Huawei continues to advance its AI infrastructure capabilities, with recent optimizations to its CloudMatrix 384 system demonstrating a significant performance boost for DeepSeek's Mixture-of-Experts (MoE) models. A specific deployment unit, representing 37.5% of the full system, has achieved an impressive 345,000 tokens per second (KT/s), with projections indicating the complete CloudMatrix 384 can deliver 920,000 tokens per second. This development underscores Huawei's strategic efforts to enhance its AI computing power, particularly for large language models.

The CloudMatrix 384 is a rack-scale AI architecture built around 384 Huawei Ascend 910C chips, designed to compete directly with Nvidia's high-end systems like the GB200 NVL72. Each deployment unit within the CloudMatrix 384 comprises 144 individual chips, totaling 288 dies. For DeepSeek's MoE architecture, the system is configured to place two "experts" (one routed and one redundant) per die, optimizing the processing of complex AI workloads.

This performance is critical for inference tasks on large language models, where the speed of token generation directly impacts user experience and application efficiency. While specific per-NPU decoding rates from research papers show figures around 1,943 tokens per second, the reported system-level metrics of 345 KT/s for the unit and 920 KT/s for the full system highlight the aggregate throughput achieved under optimized conditions. According to a social media post by Teortaxes, a DeepSeek enthusiast, "a deployment unit is 37.5% slice of the system, 144 individual chips, 288 dies; they plop 2 experts (routed and "redundant") per die; get 345KT/s for the entire thing. So 384 => 920KT/s."

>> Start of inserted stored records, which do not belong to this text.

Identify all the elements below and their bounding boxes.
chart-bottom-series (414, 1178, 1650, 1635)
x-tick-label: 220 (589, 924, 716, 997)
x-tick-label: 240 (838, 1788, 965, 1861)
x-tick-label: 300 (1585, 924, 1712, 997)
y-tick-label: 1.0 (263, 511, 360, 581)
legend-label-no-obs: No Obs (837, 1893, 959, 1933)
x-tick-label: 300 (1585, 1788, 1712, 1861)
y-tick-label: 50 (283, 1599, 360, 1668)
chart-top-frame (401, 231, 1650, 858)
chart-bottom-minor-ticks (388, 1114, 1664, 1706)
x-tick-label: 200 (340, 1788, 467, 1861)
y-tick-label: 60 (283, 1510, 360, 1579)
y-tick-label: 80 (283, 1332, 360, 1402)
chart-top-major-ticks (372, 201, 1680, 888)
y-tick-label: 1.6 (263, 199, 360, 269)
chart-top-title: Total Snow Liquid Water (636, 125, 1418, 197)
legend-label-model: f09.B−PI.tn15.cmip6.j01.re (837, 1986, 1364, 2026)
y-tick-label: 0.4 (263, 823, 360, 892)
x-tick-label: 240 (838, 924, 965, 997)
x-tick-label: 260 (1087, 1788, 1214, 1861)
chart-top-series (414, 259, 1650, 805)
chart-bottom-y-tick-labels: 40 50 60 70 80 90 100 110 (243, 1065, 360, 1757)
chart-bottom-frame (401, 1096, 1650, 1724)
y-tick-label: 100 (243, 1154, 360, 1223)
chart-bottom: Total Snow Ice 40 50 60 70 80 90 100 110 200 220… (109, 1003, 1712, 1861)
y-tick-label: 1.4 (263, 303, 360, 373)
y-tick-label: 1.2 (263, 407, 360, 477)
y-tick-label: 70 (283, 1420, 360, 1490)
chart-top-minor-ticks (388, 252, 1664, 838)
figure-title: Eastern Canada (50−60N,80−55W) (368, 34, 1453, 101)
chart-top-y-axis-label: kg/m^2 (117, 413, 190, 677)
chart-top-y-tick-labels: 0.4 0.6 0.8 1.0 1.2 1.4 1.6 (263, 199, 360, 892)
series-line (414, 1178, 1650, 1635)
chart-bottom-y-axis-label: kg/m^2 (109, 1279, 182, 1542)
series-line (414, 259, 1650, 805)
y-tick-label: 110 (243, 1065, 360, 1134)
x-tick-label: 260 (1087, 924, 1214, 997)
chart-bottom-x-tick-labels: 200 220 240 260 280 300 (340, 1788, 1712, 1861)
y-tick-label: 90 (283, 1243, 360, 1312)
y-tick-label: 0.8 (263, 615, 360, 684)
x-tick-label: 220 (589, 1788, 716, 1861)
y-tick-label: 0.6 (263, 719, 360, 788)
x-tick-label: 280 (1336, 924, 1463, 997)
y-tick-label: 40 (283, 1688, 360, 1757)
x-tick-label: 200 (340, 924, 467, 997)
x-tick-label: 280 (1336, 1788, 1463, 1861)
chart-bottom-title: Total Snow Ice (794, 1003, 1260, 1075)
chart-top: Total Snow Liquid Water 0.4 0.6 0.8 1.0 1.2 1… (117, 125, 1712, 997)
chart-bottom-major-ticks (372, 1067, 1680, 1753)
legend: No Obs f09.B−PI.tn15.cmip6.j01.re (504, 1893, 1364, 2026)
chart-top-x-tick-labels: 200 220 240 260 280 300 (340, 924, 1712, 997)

Huawei's approach, often described as "brute force" due to its higher chip count and power consumption compared to some Western counterparts, allows it to achieve competitive performance despite international restrictions on advanced chip manufacturing. The CloudMatrix 384 leverages advanced optical interconnects to ensure high-bandwidth, low-latency communication across its vast array of chips, a crucial factor for scaling MoE models. This strategic focus on domestic AI infrastructure is vital for China's technological independence in the rapidly evolving artificial intelligence landscape.